Cihad ve savaşta birinci gâye, âhiretimiz için
bir ticâret yapmaktır (61/Saff, 10-11). Cihadın ve savaşın bazı külfet ve
meşakkatleri olsa da, bunlar, insanın acıklı azaptan kurtulması yanında hafif
kalırlar. Yolumuzu aydınlatmak için malımızı yakmak, cehennemde yanmamak için
gerekirse İbrâhim gibi dünya ateşlerine atılmak, dinimizin izzeti için canımızı
incitmek, birtakım zorluklara, sıkıntılara katlanmak gerek. Dolayısıyla canla
cihad, yani Allah için savaş, başkalarını öldürüp cehenneme göndermek için
değil; nefsimizi ve diğer nefisleri cehennemden kurtarmak için yapılır.

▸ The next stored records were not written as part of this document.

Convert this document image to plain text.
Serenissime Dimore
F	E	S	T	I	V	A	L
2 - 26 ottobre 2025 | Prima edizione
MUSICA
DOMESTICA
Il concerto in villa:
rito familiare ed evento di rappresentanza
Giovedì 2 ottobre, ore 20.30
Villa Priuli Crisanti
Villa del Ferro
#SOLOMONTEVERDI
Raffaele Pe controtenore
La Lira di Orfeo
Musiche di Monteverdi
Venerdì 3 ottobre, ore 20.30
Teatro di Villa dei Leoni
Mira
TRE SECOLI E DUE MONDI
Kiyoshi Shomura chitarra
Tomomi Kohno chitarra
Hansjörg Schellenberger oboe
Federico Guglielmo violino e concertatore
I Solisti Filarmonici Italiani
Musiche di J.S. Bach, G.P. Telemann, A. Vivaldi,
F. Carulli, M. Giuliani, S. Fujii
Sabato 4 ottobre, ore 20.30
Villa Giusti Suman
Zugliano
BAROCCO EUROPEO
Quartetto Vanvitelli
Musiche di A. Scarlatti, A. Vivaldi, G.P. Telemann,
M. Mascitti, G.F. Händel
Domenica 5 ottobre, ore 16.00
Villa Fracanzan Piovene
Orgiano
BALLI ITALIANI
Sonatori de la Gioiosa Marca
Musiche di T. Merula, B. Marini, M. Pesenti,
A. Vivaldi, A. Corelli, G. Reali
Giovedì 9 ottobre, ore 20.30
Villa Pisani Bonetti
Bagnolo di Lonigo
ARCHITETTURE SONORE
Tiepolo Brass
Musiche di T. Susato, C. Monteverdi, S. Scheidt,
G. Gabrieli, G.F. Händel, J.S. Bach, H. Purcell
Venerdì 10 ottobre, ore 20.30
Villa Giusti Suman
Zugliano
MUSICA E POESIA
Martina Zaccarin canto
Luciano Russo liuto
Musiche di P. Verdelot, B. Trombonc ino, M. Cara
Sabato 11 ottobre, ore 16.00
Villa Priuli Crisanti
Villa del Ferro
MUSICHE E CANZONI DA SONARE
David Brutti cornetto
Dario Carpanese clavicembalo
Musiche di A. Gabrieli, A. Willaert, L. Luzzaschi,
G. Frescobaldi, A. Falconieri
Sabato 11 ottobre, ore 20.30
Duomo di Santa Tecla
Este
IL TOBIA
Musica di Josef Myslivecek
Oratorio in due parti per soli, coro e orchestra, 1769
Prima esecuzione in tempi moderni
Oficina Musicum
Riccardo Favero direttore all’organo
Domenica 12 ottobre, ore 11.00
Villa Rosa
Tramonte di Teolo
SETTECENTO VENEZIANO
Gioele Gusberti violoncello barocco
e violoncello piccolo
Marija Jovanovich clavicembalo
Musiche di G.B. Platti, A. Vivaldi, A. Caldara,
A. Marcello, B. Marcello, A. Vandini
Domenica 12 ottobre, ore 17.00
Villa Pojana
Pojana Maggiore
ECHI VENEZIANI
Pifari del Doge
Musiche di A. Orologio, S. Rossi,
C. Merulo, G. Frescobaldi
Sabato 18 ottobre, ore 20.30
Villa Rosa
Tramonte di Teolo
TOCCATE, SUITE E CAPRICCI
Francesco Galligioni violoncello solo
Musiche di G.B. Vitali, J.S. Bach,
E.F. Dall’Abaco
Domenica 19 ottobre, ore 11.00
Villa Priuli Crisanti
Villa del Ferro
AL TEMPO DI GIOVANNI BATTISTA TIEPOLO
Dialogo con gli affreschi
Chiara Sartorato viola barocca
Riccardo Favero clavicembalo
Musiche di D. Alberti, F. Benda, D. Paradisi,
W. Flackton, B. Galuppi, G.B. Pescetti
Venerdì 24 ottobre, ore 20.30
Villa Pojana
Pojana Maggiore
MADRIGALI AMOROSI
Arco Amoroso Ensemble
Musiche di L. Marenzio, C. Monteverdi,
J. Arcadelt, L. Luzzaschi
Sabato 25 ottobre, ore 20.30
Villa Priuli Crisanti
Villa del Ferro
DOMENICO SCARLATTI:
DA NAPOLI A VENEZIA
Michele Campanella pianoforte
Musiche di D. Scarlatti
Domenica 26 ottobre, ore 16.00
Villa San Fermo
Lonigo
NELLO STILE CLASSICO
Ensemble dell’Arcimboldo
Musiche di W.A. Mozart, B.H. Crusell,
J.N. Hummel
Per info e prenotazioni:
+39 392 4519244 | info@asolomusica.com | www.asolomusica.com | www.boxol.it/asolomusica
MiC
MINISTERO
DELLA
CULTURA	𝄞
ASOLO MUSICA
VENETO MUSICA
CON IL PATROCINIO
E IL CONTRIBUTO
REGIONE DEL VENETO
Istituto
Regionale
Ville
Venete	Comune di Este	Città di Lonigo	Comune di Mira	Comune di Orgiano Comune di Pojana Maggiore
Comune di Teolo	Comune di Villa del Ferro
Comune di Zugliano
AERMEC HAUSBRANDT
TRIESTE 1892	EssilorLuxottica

Yanmaktan kurtulan hamiyetli insanların yapacağı ilk iş, başkalarının imdâdına
koşmak değil midir? Cihad, bu yönüyle, insan kurtarma savaşının adıdır. Eğer
birtakım insanların hak ve hakikate ermesine bir başka grup engel oluyorsa
bunlarla savaş yapmak da cihaddır. Yeryüzünü sadece Allah'a kulluk yapılan bir
mescid haline getirmek için tüm coğrafyalarda zulmün her çeşidine dur demek, 
globalleşen küfre karşı intifâdayı küreselleştirmektir.

Savaşta maksat ne olmalıdır? Bu sorunun cevabını
iki maddede özetleyebiliriz: "Bize saldıran yahut saldırıya hazırlanan düşmana
karşı kendimizi müdâfâ etmek" ve "zâlim devletlerle savaşarak, insanlığa
hürriyet ve hidâyet yolunu açmak." "Dinde zorlama yoktur." (2/Bakara,
256). Ancak, cennet yolunu zorla kapamak isteyenlere karşı da cihaddan, kıyâmdan
başka çare yoktur. Bununla birlikte, sulh/barış daha hayırlıdır (4/Nisâ, 128).

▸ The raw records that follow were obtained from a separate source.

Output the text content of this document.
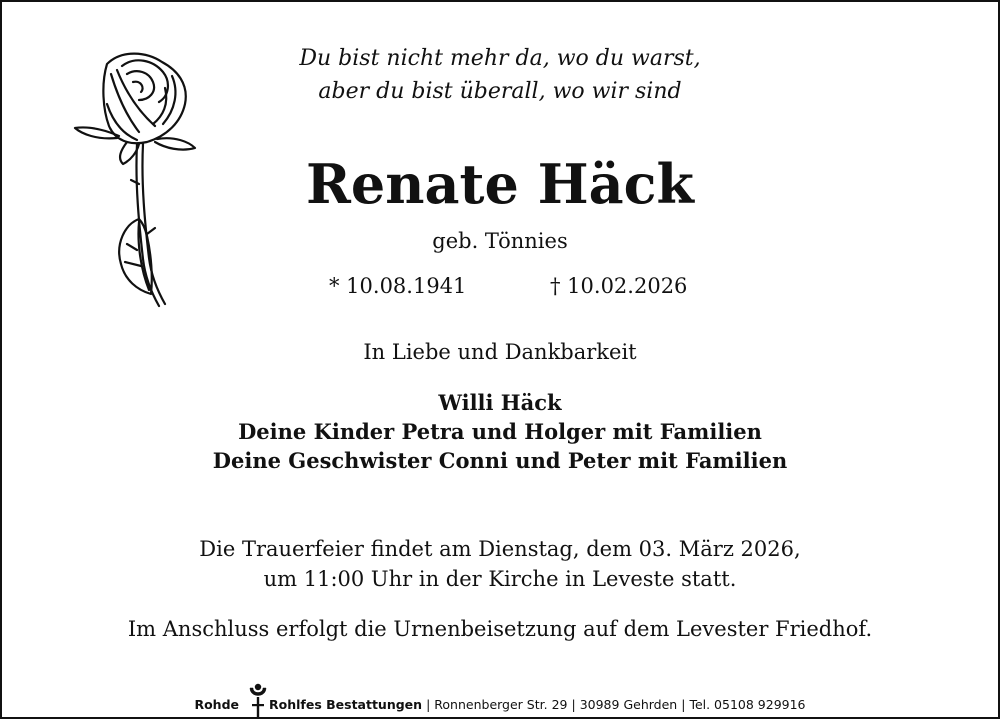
Du bist nicht mehr da, wo du warst,
aber du bist überall, wo wir sind
Renate Häck
geb. Tönnies
* 10.08.1941	† 10.02.2026
In Liebe und Dankbarkeit
Willi Häck
Deine Kinder Petra und Holger mit Familien
Deine Geschwister Conni und Peter mit Familien
Die Trauerfeier findet am Dienstag, dem 03. März 2026,
um 11:00 Uhr in der Kirche in Leveste statt.
Im Anschluss erfolgt die Urnenbeisetzung auf dem Levester Friedhof.
Rohde Rohlfes Bestattungen | Ronnenberger Str. 29 | 30989 Gehrden | Tel. 05108 929916
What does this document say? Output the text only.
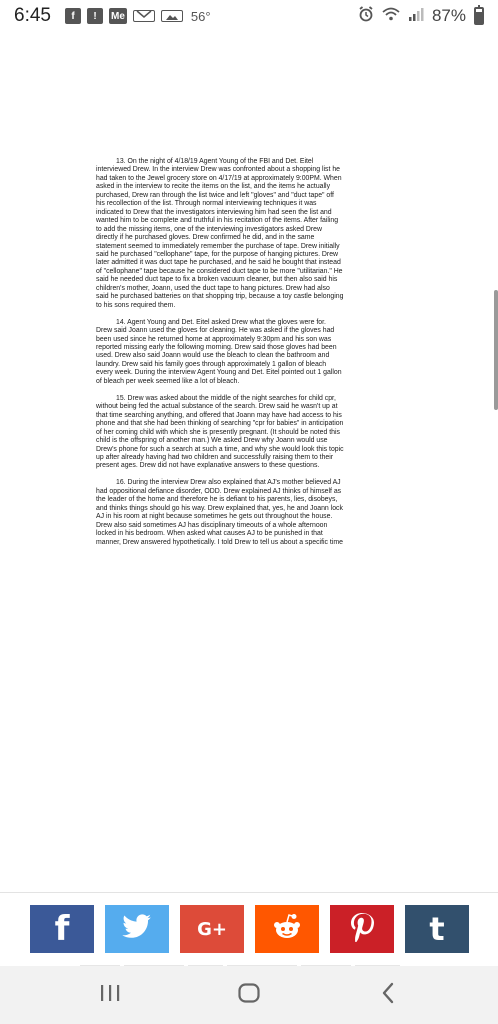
6:45	f	!	Me	56°	87%
13. On the night of 4/18/19 Agent Young of the FBI and Det. Eitel
interviewed Drew. In the interview Drew was confronted about a shopping list he
had taken to the Jewel grocery store on 4/17/19 at approximately 9:00PM. When
asked in the interview to recite the items on the list, and the items he actually
purchased, Drew ran through the list twice and left "gloves" and "duct tape" off
his recollection of the list. Through normal interviewing techniques it was
indicated to Drew that the investigators interviewing him had seen the list and
wanted him to be complete and truthful in his recitation of the items. After failing
to add the missing items, one of the interviewing investigators asked Drew
directly if he purchased gloves. Drew confirmed he did, and in the same
statement seemed to immediately remember the purchase of tape. Drew initially
said he purchased "cellophane" tape, for the purpose of hanging pictures. Drew
later admitted it was duct tape he purchased, and he said he bought that instead
of "cellophane" tape because he considered duct tape to be more "utilitarian." He
said he needed duct tape to fix a broken vacuum cleaner, but then also said his
children's mother, Joann, used the duct tape to hang pictures. Drew had also
said he purchased batteries on that shopping trip, because a toy castle belonging
to his sons required them.
14. Agent Young and Det. Eitel asked Drew what the gloves were for.
Drew said Joann used the gloves for cleaning. He was asked if the gloves had
been used since he returned home at approximately 9:30pm and his son was
reported missing early the following morning. Drew said those gloves had been
used. Drew also said Joann would use the bleach to clean the bathroom and
laundry. Drew said his family goes through approximately 1 gallon of bleach
every week. During the interview Agent Young and Det. Eitel pointed out 1 gallon
of bleach per week seemed like a lot of bleach.
15. Drew was asked about the middle of the night searches for child cpr,
without being fed the actual substance of the search. Drew said he wasn't up at
that time searching anything, and offered that Joann may have had access to his
phone and that she had been thinking of searching "cpr for babies" in anticipation
of her coming child with which she is presently pregnant. (It should be noted this
child is the offspring of another man.) We asked Drew why Joann would use
Drew's phone for such a search at such a time, and why she would look this topic
up after already having had two children and successfully raising them to their
present ages. Drew did not have explanative answers to these questions.
16. During the interview Drew also explained that AJ's mother believed AJ
had oppositional defiance disorder, ODD. Drew explained AJ thinks of himself as
the leader of the home and therefore he is defiant to his parents, lies, disobeys,
and thinks things should go his way. Drew explained that, yes, he and Joann lock
AJ in his room at night because sometimes he gets out throughout the house.
Drew also said sometimes AJ has disciplinary timeouts of a whole afternoon
locked in his bedroom. When asked what causes AJ to be punished in that
manner, Drew answered hypothetically. I told Drew to tell us about a specific time
f	G+	t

İslâm'ın anlamlarından biri de barış ve selâmettir, esenlik ve huzurdur. 



Canla cihadda, yani Allah için savaşta hedef,
öldürmek değil; diriltmektir. Ölü kalpleri diriltmek, sönük fikirleri
aydınlatmak, donuk hissiyatlara can vermek. İnsanları yurtlarından etmek değil;
onlara ebediyet yurdunu kazandırma gayretidir cihad. Bu diriliş hareketinin
önüne çıkanlar ölümü hak etmiş olurlar. Çokların hayat bulması için, belli bir
azınlığın ölmesi gerekiyorsa buna da "evet" dememiz gerek. Aksi halde çoğunluğa
zulmetmiş oluruz. Elmalılı Hamdi Yazır, savaşı, ıslah harbi ve ifsâd harbi diye
ikiye ayırır ve mü'minlere emredilen savaşın ıslah harbi olduğunu beyan eder.
Cihada çıkan mü'minleri de "azâba hak kazanmış bir kavme Hakk'ın azâbını tatbik
etmeye memur bir el" olarak görür. O halde, savaşı bir ibâdet anlayışıyla yapmak
ve bu ibâdetin kurallarına en ince ayrıntılarına kadar uymak gerekiyor.

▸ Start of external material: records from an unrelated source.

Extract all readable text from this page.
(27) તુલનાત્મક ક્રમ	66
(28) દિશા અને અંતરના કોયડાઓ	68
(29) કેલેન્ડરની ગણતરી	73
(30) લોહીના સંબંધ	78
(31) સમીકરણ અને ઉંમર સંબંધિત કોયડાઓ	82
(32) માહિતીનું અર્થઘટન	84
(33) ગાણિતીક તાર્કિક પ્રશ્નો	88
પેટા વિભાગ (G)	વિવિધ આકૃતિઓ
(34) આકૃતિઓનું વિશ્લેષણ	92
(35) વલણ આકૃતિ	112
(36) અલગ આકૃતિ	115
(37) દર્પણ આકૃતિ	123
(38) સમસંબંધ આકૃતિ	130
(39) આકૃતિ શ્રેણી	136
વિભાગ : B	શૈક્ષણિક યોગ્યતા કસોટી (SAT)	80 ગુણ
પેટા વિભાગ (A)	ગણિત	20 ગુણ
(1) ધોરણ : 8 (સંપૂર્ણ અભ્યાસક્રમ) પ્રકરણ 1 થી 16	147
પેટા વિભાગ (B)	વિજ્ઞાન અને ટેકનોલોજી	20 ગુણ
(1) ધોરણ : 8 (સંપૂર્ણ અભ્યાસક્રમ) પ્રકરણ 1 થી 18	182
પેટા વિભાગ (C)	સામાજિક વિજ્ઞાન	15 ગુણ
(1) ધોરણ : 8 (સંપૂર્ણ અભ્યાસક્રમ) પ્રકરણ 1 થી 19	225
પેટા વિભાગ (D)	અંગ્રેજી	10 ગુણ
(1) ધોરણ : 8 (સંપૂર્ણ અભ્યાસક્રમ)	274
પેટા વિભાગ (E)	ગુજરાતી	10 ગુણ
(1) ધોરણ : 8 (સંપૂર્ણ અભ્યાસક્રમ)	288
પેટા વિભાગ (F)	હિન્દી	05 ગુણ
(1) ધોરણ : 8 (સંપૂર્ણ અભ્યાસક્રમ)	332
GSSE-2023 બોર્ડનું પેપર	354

"Antlaşma yaptığınızda Allah'ın ahdini yerine getirin." (16/Nahl, 91) emrine
uyulacaktır. "Size savaş açanlarla Allah yolunda çarpışın. (Allah'ın koyduğu)
Sınırları aşmayın. Çünkü Allah, haddi aşanları sevmez." (2/Bakara, 190)
fermânına kulak verilecek, his ve hevese kapılmaktan, aşırı gitmekten
sakınılacaktır (Alâaddin Başar, Nur'dan Kelimeler, Zafer Y. 2/162).